私は、このどちらかを選ぶとしたら、後者の方です。それは後者の方が、「100まで は到達させる」という立場にたっているからです。そして、少しつらい体験を通して、それを乗り越えた達成感を味合わせること、成長を実感させることは、学校教育における一つの重要な責務だと考えられます。詰め込み教育には、「根気を養う」という要素が付随するでしょう。
しかし、私は、必要な「詰め込み教育」を行う上では、その「根気」にたよっているだけでは不十分だと考えます。たしかに、取り組まない生徒を「根気よく頑張れ」と励ましていく必要はあるでしょう。しかし、最も大切なことは、それと同時に、教師自身が拒否反応を起こす生徒を少しでも減らせるよう、より上手に「詰め込む」方法を研究開発し、実践することだと思います。つまり、生徒が詰め込みと感じず、いつの間にか学習内容が定着しまった、というようなことが理想ではないでしょうか。前述したように「詰め込み」=「無理をさせること」だとすれば、この場合もはや詰め込みでなくなったとも言えるでしょう。
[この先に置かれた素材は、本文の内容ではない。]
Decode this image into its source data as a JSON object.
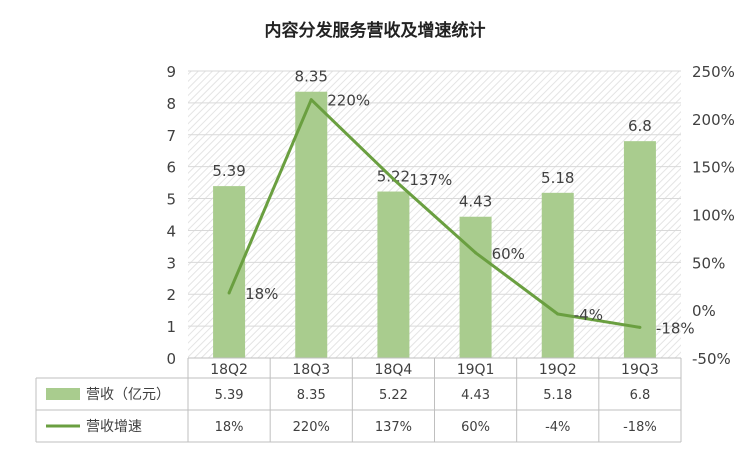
{
  "chart_data": {
    "type": "bar",
    "title": "内容分发服务营收及增速统计",
    "categories": [
      "18Q2",
      "18Q3",
      "18Q4",
      "19Q1",
      "19Q2",
      "19Q3"
    ],
    "series": [
      {
        "name": "营收（亿元）",
        "type": "bar",
        "axis": "left",
        "values": [
          5.39,
          8.35,
          5.22,
          4.43,
          5.18,
          6.8
        ],
        "labels": [
          "5.39",
          "8.35",
          "5.22",
          "4.43",
          "5.18",
          "6.8"
        ],
        "color": "#A9CC8E"
      },
      {
        "name": "营收增速",
        "type": "line",
        "axis": "right",
        "values": [
          18,
          220,
          137,
          60,
          -4,
          -18
        ],
        "labels": [
          "18%",
          "220%",
          "137%",
          "60%",
          "-4%",
          "-18%"
        ],
        "table_labels": [
          "18%",
          "220%",
          "137%",
          "60%",
          "-4%",
          "-18%"
        ],
        "color": "#6A9F40"
      }
    ],
    "y_left": {
      "range": [
        0,
        9
      ],
      "ticks": [
        "0",
        "1",
        "2",
        "3",
        "4",
        "5",
        "6",
        "7",
        "8",
        "9"
      ]
    },
    "y_right": {
      "range": [
        -50,
        250
      ],
      "ticks": [
        "-50%",
        "0%",
        "50%",
        "100%",
        "150%",
        "200%",
        "250%"
      ]
    },
    "grid": true,
    "data_table": true,
    "legend": "in data table"
  }
}
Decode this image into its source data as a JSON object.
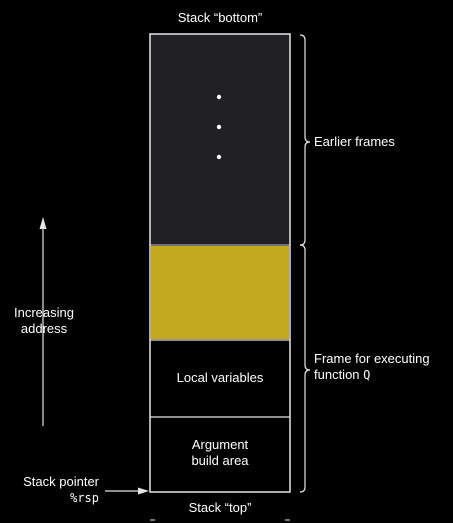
{
  "labels": {
    "stack_bottom": "Stack “bottom”",
    "stack_top": "Stack “top”",
    "earlier_frames": "Earlier frames",
    "frame_line1": "Frame for executing",
    "frame_line2_prefix": "function ",
    "frame_function_name": "Q",
    "local_variables": "Local variables",
    "argument_line1": "Argument",
    "argument_line2": "build area",
    "increasing_line1": "Increasing",
    "increasing_line2": "address",
    "stack_pointer_line1": "Stack pointer",
    "stack_pointer_register": "%rsp"
  },
  "colors": {
    "background": "#000000",
    "earlier_frames_fill": "#212124",
    "highlight_fill": "#c3a91d",
    "stroke": "#e6e6e6"
  }
}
もちろん、現実はそう簡単ではありません。「勉強は大変で嫌だ」という気持ちを0にすることは不可能でしょう。ただ、大切なことは、教師が「詰め込み」を詰め込みでないところにまで高めようという究極的な目標に少しでも近づいていこうと、常に努力することではないかと思います。
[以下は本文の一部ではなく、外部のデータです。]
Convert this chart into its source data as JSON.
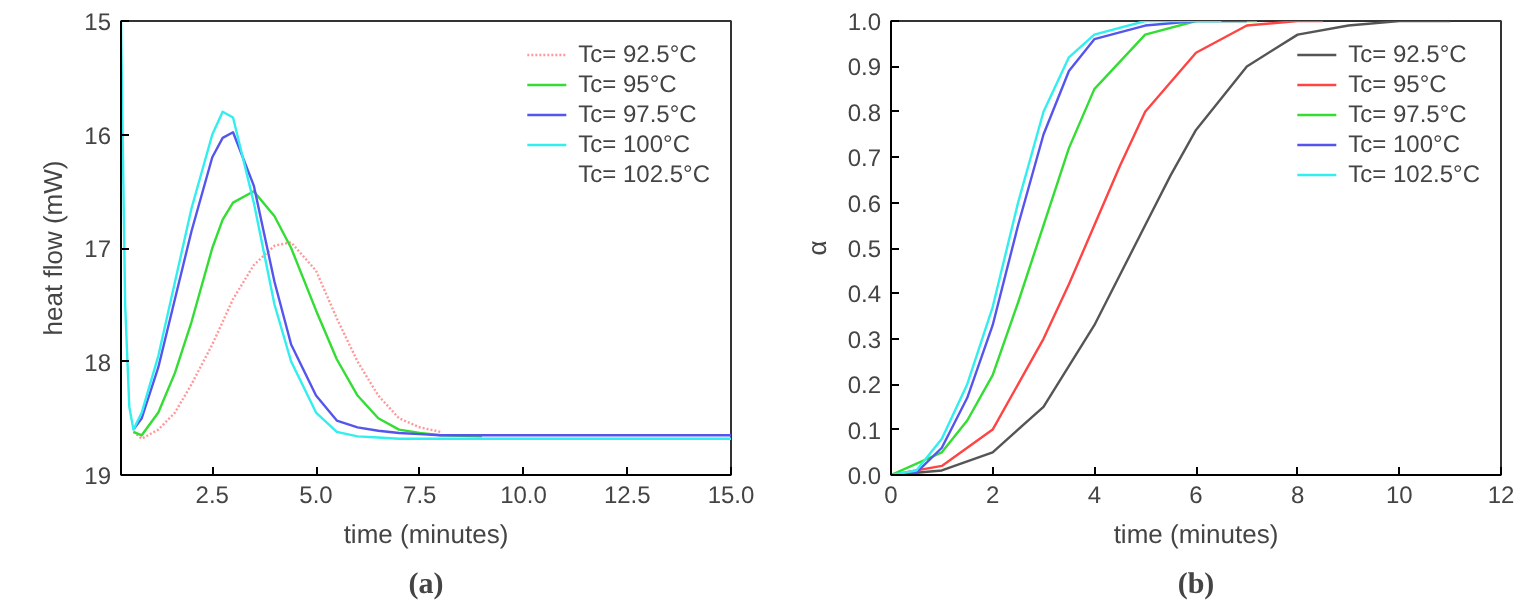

変なたとえかもしれませんが、胃カメラを飲む必要があるとき、あまり上手でない医者が担当した場合、患者はとても苦しむでしょう。しかし、名医がこれを行えば、ほとんど苦痛なく飲むことができます。同じ胃カメラでそのような差があるわけです。ここで「胃カメラ」=「学習内容」と考えて、日々「名医」=「名教師」に近づくよう努力したいと思います。そうなるために、いろいろ工夫をこらすことが、この仕事の面白さでもあるからです。
以上、今回はここまでとさせていただきます。またしばらくかかるかもしれませんが、引き続き投稿させて回答させていただきます。